Kecerdasan intelektual diraih namun mental
para anak bangsa kering dan hampa tanpa karakter. Erie Sudewo dalam
bukunya Character Building (2011) secara gamblang menggambarkan betapa
pentingnya elemen karakter. Ia menyatakan "Tanpa karakter, manusia pun
bisa unggul dengan kapasitas dan kapabilitasnya. Namun semakin dia
cerdas, semakin tinggi kedudukannya, dan semakin kaya, maka semakin
jahatlah dirinya. Sebab orang yang unggul tanpa karakter, yang muncul
adalah tabiatnya. Sifat-sifat buruknya sebagai perilaku sehari-hari".
Selama
ini sekolah formal semacam SMP dan SMA selalu menjadi tujuan utama
orang tua untuk menyekolahkan anak-anaknya. Sedangkan sekolah-sekolah
nonformal semacam asrama dan pondok pesantren selalu menjadi pilihan
terakhir. Dengan alasan-alasan yang cukup lumrah dan manusiawi, pondok
pesantren mendapatkan predikat sebagai sebuah lembaga pendidikan yang
kolot, kumuh, dan jauh dari kemajuan jaman.
Ada berbagai
kelebihan dan kekurangan yang masing-masing dimiliki oleh sekolah
nonformal dan pondok pesantren. Sekolah formal cenderung menghasilkan
lulusan-lulusan yang melek terhadap dunia luar dan memiliki output
intelektualitas yang lebih, namun cenderung hampa karakter.
Sebaliknya,
alumni pondok pesantren cenderung memiliki karakter yang kuat, namun
gagap terhadap perkembangan dunia luar, dan kemampuan intelektualitasnya
di bawah sekolah formal. Dan, kenyataannya adalah selama ini sekolah
formal tidak mampu mengemban tugas untuk memberikan kebutuhan pendidikan
karakter kepada para pelajar.
Mata pelajaran agama dan
pendidikan kewarganegaraan pun semakin tahun kian berkurang porsinya.

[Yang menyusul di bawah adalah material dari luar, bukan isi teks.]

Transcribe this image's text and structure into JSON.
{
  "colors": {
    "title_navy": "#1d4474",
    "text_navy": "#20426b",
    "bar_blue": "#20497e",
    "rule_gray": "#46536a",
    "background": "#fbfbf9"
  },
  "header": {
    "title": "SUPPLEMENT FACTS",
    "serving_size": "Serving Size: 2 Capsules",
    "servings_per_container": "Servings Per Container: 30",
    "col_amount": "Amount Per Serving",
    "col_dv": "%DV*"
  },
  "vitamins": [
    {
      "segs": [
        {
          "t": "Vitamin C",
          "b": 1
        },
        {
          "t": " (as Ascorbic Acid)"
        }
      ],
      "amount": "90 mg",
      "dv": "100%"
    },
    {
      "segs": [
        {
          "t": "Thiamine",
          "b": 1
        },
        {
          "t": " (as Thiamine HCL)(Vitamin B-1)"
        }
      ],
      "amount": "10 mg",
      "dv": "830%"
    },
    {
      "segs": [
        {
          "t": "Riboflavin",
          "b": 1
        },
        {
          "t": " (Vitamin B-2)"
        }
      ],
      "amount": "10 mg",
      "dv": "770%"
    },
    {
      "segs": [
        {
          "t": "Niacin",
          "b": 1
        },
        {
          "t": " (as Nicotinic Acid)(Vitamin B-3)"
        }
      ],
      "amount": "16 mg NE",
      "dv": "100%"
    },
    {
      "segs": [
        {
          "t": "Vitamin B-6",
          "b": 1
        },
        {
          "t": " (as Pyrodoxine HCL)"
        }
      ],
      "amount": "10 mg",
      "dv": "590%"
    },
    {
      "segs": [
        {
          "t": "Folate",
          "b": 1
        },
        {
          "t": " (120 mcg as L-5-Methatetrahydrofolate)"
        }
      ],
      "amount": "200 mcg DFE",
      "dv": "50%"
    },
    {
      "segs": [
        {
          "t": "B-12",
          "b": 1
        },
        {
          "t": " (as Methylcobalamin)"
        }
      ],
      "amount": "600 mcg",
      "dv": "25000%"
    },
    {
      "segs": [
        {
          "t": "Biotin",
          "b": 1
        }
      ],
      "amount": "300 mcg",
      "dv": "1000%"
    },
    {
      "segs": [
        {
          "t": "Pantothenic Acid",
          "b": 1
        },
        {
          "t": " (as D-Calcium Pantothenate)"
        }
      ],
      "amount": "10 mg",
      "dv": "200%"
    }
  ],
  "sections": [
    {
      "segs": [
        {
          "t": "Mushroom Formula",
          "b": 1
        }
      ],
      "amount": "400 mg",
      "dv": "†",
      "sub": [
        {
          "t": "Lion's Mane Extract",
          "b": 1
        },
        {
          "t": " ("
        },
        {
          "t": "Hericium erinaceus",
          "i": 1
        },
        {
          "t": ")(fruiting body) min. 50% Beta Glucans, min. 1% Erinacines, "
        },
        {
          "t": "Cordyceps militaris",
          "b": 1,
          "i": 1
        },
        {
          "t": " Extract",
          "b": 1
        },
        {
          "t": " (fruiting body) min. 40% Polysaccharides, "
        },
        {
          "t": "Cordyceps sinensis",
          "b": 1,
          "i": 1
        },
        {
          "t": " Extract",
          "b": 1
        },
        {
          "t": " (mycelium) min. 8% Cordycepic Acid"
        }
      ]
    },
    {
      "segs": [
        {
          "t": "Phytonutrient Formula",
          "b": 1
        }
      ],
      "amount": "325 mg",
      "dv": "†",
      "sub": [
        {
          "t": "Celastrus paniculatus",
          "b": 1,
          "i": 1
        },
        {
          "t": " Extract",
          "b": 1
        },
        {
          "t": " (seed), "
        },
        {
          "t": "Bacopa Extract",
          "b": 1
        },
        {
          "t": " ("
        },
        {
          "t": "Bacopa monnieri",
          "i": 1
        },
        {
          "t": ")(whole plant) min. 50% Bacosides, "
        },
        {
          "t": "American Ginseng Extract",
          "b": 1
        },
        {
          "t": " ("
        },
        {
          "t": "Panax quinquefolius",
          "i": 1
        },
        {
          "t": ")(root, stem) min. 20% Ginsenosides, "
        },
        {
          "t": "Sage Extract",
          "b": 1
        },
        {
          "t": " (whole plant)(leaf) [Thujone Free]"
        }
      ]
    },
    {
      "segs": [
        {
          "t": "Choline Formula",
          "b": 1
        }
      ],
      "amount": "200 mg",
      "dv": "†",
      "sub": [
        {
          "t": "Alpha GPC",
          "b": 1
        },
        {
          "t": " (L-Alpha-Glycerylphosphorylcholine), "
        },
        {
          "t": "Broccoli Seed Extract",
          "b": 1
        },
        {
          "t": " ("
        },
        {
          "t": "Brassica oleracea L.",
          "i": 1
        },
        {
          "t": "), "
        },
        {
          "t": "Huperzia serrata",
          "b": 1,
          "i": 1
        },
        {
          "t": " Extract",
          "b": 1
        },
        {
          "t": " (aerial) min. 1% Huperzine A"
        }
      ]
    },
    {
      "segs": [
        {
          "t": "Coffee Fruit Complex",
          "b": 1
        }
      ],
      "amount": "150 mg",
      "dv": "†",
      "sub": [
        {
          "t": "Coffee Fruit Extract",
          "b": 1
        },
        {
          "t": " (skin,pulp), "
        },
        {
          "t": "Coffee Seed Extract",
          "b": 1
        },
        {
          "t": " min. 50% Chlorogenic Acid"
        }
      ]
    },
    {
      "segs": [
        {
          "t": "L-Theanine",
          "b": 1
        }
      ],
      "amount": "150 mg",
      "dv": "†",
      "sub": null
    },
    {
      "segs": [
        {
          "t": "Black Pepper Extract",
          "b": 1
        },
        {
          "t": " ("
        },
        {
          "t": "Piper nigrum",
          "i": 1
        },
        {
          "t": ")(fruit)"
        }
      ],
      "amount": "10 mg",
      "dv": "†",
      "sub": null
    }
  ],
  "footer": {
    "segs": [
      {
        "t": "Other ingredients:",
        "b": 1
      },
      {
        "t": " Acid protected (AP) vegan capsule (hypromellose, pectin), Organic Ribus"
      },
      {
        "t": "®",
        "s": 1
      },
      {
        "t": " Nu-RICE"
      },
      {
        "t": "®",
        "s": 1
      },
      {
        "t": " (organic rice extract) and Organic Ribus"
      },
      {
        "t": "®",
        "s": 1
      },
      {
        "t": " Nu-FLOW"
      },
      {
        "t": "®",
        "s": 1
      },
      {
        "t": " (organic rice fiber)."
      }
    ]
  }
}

Hal yang semakin membuat miris adalah selain asupan mata pelajaran
tersebut semakin sedikit, para pendidik pun tak mampu menerapkan
nilai-nilai moral dalam setiap interaksi nyata terutama pada
pertemuan-pertemuannya di kelas.
Setiap pertemuan di kelas para
guru cenderung hanya sekadar menunaikan kewajiban menyampaikan materi
dan abai terhadap nilai. Setelah selesai menyampaikan mata pelajaran,
maka interaksi antara guru dan murid pun berakhir sampai saat itu juga.
Proses pembangunan emosional antara guru-murid nyaris tak ada. Padahal
proses pembentukan emosional dan pembentukan karakter hanya bisa
dilakukan melalui interaksi masif yang bukan sekadar basa-basi. Hal
inilah yang justru ada di dunia pondok pesantren.
Perkara teknis
pengimplementasian amanat UUD inilah yang seharusnya ditekankan oleh
pemerintah terutama Kementerian Pendidikan. Pemerintah harus mampu
menggabungkan metode pembelajaran antara pendidikan nonformal pondok
pesantren dengan pendidikan formal modern.
Sehingga, pendidikan
kita tidak hanya sekadar penanaman intelektualitas semata. Tetapi juga
penanaman karakter. Dengan begitu, kenakalan-kenakalan pelajar bisa
segera terhapus dan tumbuhlah pelajar-pelajar yang cerdas nan santun.